In South Africa, the Internet Service Providers Association (ISPA) has raised concerns about the proposed drastic reduction in fixed-line call termination rates by the Independent Communications Authority of South Africa (ICASA).
The wholesale rates, which operators charge for calls carried between their networks, have been steadily declining over the past decade as ICASA has worked to reduce the cost of communication in the country. However, ISPA has now warned that the regulator may have gone too far in proposing that fixed call termination rates be reduced to just 1c/minute by next year.
ISPA has also questioned why ICASA has not moved to align fixed and mobile call termination rates. According to Ispa chairman Sasha Booth-Beharilal, the argument for parity between the mobile and fixed rates has little to do with interconnection revenue but rests on the fact that the distinction between fixed and mobile calls is blurring. “The result is that the average cost of terminating a fixed call is now the same, if not more expensive, than terminating a mobile call,” he added.

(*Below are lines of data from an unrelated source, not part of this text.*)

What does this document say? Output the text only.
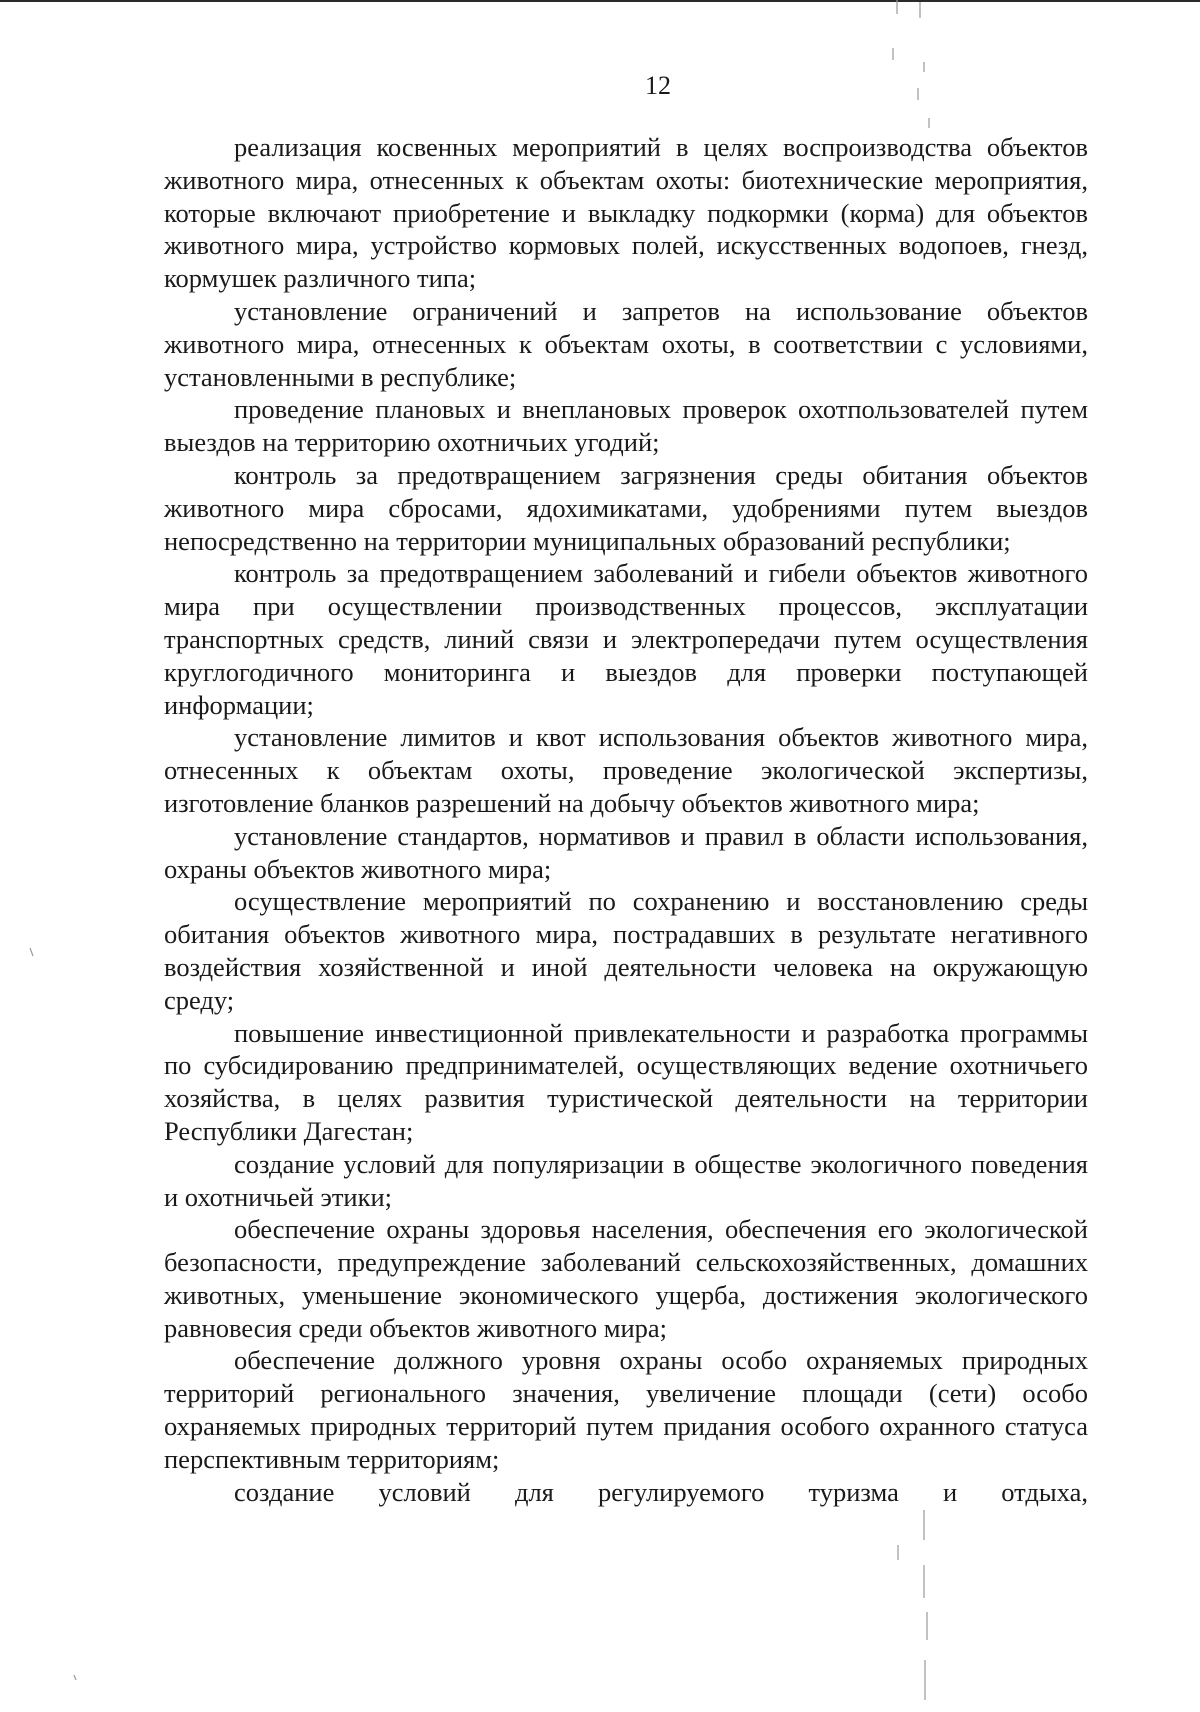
12

реализация косвенных мероприятий в целях воспроизводства объектов животного мира, отнесенных к объектам охоты: биотехнические мероприятия, которые включают приобретение и выкладку подкормки (корма) для объектов животного мира, устройство кормовых полей, искусственных водопоев, гнезд, кормушек различного типа;

установление ограничений и запретов на использование объектов животного мира, отнесенных к объектам охоты, в соответствии с условиями, установленными в республике;

проведение плановых и внеплановых проверок охотпользователей путем выездов на территорию охотничьих угодий;

контроль за предотвращением загрязнения среды обитания объектов животного мира сбросами, ядохимикатами, удобрениями путем выездов непосредственно на территории муниципальных образований республики;

контроль за предотвращением заболеваний и гибели объектов животного мира при осуществлении производственных процессов, эксплуатации транспортных средств, линий связи и электропередачи путем осуществления круглогодичного мониторинга и выездов для проверки поступающей информации;

установление лимитов и квот использования объектов животного мира, отнесенных к объектам охоты, проведение экологической экспертизы, изготовление бланков разрешений на добычу объектов животного мира;

установление стандартов, нормативов и правил в области использования, охраны объектов животного мира;

осуществление мероприятий по сохранению и восстановлению среды обитания объектов животного мира, пострадавших в результате негативного воздействия хозяйственной и иной деятельности человека на окружающую среду;

повышение инвестиционной привлекательности и разработка программы по субсидированию предпринимателей, осуществляющих ведение охотничьего хозяйства, в целях развития туристической деятельности на территории Республики Дагестан;

создание условий для популяризации в обществе экологичного поведения и охотничьей этики;

обеспечение охраны здоровья населения, обеспечения его экологической безопасности, предупреждение заболеваний сельскохозяйственных, домашних животных, уменьшение экономического ущерба, достижения экологического равновесия среди объектов животного мира;

обеспечение должного уровня охраны особо охраняемых природных территорий регионального значения, увеличение площади (сети) особо охраняемых природных территорий путем придания особого охранного статуса перспективным территориям;

создание условий для регулируемого туризма и отдыха,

Telecommunications giant Telkom has also expressed dismay at the proposed new rates, calling them “drastic”. The company has called for parity between fixed and mobile termination rates, stating that “the authority’s decision not to align the fixed termination rate with the mobile termination rate” has caused concern.
It remains to be seen whether ICASA will heed the concerns raised by ISPA and Telkom. However, the proposed reduction in fixed-line call termination rates has raised eyebrows among industry insiders. As South Africa grapples with the effects of the Covid-19 pandemic, it remains to be seen how the proposed rate cuts will impact the country’s telecommunications sector in the long run.